Nameは童話が大好きだった。子供染みたハッピーエンドな童話ではなく、残酷で救われない童話が特に好きだったのだ。
我が家に来ては、こうやっていつも本を漁っている。
「それはそうとName、そろそろ御両親が心配する頃だろう。帰りなさい。」
「そんなことないですよお父さん、私の両親は私のことなんてどうでも良いんです。」
「しれっとお父さんと呼ぶのはやめろ。」
ため息混じりにソファから立ち上がる。
彼女は何冊かの本を棚に戻した後、俺のほうを向いた。
「でもほんと、貴方が私のお父さんだったら良かったのに...」
Nameは無邪気に笑っている。
だがその子供らしい顔とは裏腹に、身体はもう十分大人だった。息子と同じ18歳、時が経つのは早いものだ。
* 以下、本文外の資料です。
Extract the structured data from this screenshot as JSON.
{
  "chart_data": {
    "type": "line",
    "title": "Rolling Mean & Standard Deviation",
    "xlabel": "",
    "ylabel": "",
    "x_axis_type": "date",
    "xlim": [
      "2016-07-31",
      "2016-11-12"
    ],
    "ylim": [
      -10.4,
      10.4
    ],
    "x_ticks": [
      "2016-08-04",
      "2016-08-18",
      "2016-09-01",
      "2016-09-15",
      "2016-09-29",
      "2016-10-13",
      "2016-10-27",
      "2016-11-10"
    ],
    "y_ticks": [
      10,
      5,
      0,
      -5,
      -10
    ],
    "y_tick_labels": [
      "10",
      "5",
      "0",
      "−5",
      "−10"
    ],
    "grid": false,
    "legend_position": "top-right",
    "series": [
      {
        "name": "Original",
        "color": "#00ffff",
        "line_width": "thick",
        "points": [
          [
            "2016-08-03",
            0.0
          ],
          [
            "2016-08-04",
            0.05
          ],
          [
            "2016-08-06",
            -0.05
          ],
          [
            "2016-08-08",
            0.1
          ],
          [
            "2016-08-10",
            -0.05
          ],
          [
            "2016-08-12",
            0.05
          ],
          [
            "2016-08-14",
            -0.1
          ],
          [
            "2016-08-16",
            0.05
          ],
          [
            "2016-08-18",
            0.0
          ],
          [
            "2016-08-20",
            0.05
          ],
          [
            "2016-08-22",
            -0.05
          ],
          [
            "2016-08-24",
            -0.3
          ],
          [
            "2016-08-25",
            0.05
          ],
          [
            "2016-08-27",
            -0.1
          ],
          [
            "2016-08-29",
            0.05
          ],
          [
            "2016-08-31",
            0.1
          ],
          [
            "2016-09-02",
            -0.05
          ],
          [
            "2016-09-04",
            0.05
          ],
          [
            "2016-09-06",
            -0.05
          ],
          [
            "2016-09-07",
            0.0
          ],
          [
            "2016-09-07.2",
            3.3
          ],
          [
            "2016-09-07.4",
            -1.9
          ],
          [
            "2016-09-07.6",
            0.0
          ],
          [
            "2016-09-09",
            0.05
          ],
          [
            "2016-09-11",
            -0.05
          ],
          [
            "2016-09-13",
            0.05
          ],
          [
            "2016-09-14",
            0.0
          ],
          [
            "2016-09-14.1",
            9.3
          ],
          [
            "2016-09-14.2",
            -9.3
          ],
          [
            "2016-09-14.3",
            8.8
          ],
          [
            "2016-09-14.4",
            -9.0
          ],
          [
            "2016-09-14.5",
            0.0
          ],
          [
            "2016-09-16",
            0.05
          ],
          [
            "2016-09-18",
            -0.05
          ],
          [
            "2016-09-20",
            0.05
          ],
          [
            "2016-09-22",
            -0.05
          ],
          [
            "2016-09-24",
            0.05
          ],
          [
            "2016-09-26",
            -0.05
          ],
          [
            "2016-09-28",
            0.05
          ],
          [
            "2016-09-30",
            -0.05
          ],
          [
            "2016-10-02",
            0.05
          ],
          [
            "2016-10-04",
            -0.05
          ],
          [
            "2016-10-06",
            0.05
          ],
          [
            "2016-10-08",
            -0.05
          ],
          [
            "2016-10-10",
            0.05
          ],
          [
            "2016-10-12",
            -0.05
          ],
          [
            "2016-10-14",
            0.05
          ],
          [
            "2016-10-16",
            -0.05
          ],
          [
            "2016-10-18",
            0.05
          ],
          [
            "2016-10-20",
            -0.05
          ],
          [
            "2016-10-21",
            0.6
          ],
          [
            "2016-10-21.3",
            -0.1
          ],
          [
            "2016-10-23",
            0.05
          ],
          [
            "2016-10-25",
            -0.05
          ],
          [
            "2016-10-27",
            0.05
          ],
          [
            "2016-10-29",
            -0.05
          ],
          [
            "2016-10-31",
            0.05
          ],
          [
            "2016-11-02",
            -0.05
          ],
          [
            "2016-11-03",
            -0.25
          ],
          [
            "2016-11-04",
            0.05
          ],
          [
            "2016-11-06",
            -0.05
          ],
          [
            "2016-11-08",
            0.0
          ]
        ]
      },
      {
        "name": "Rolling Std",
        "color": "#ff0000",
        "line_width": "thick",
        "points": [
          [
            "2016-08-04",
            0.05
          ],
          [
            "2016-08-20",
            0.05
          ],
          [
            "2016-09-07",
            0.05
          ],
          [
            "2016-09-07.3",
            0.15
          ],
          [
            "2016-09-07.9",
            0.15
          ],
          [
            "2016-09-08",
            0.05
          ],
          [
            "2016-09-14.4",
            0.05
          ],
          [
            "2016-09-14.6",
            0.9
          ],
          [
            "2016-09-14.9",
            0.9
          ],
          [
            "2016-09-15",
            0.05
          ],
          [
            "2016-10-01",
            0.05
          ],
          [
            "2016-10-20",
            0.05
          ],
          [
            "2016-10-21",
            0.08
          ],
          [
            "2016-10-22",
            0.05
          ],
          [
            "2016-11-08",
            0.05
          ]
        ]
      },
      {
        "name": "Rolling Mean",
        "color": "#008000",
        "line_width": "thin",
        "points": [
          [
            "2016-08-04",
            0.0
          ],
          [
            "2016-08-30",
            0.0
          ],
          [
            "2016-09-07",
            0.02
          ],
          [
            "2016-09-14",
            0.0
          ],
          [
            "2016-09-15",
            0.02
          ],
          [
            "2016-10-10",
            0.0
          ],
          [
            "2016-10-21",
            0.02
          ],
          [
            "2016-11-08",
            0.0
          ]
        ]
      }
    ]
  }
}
「それにしても...今日はJrの帰りが遅いですね。」
「ああ...いつもよりランニングの距離を長くしたからな。」
「そうなんですね...」と彼女は再び本を手に取る。まだ読むつもりなのだろうか。
外では恐らく、日が完全に沈む頃だ。
それでも彼女は帰る素振りも見せず、童話の本を片っ端から読み漁っている。
「彼奴が帰って来るのはもっと後だ。それにお前のような子供は夜道で何があるか分からないだろう、今日は諦めて帰るんだ。」
「もう...子供扱いしないでください。私は大人です、夜道なんて怖くないですもん。」
全く、いつまで経っても生意気な性格は変わらないものだ。
Nameは余裕そうに笑いながら再び本に視線を戻している。
「さっきの話の続きなんですけどね...。ほら、赤ずきんって最初は狼に食べられて終わりだったんですよ。でもそれじゃ残酷だって...後に猟師に助けられる結末に変わったんです。」
本を読みながら彼女は解説を始めた。
彼女の解説はいつも長いのだ、聞いていて悪いものではないが...。
だが、もう夜だ。他の家の子、加えて18の少女をいつまでもこの場に留めておくことはできない。
少し、からかってやるか。
俺は立派な大人だ、彼女と違って。
だから一度、大人の怖さを思い知らせてやろう。
「Name、Jrの帰りがどうしてこんなに遅いか...知っているか?」
「え?訓練を少しキツくしたんですよね?」
「それもあるが...違うな」
不思議そうな顔で本を棚に戻している最中の彼女に近付く。
「お前を食べるためさ。」
「...ぇ...あ...ッ」
Nameの腕を引き、ソファへ座らせる。
そして逃げ場のないように手摺りに手を付き、覆い被さるように彼女を見下ろした。
「ぇ...ッ?あ、の...お父さ...」
「言うことを聞かない悪い子は、狼に食べられる...赤ずきんはそういう話だ。」
Nameの頬を撫でながら歯を見せ笑えば、彼女はやっと状況を把握できたのか怯えた表現になる。
「ぁ...あの...」
「さて...どうなると思う?このまま俺に食べられるか、間一髪のところでJrに助けられるか...」
Nameの耳元で囁き、首筋に指を這わせれば彼女は身体を大きく震わせる。
そのまま服のボタンに手をかけた。
「まっ...」
Nameは赤面しながら俺の手を掴む。
耳まで赤くなっている。やはりまだまだ子供だな...。
「...なんてな、冗談だ。」
ほくそ笑みながら、彼女から離れる。
彼女は赤面しながらも困惑した表現でソファに座ったまま、動けずにいる。
「お前はまだまだ子供だ、そして無防備すぎる。今度からは暗くなる前に家に帰るんだぞ。」
Nameの頭をあやす様に撫でれば、彼女は我に返ったかのように目を見開く。
「ッ...し、しし...失礼...します...ッ!」
そして俺を見るなり酷く赤面している顔を隠し慌てた様子で書斎を飛び出した。
彼女の座ったソファに腰掛ける。
「少し、やりすぎてしまったか...」
そんなことを思いながらも、内心はあのまま続けても悪くなかったかもしれないと考えてしまう。
あの無垢な少女に次会う時が楽しみだ...。
一人になった書斎で、俺は赤ずきんを狙う狼のように妖しく笑った。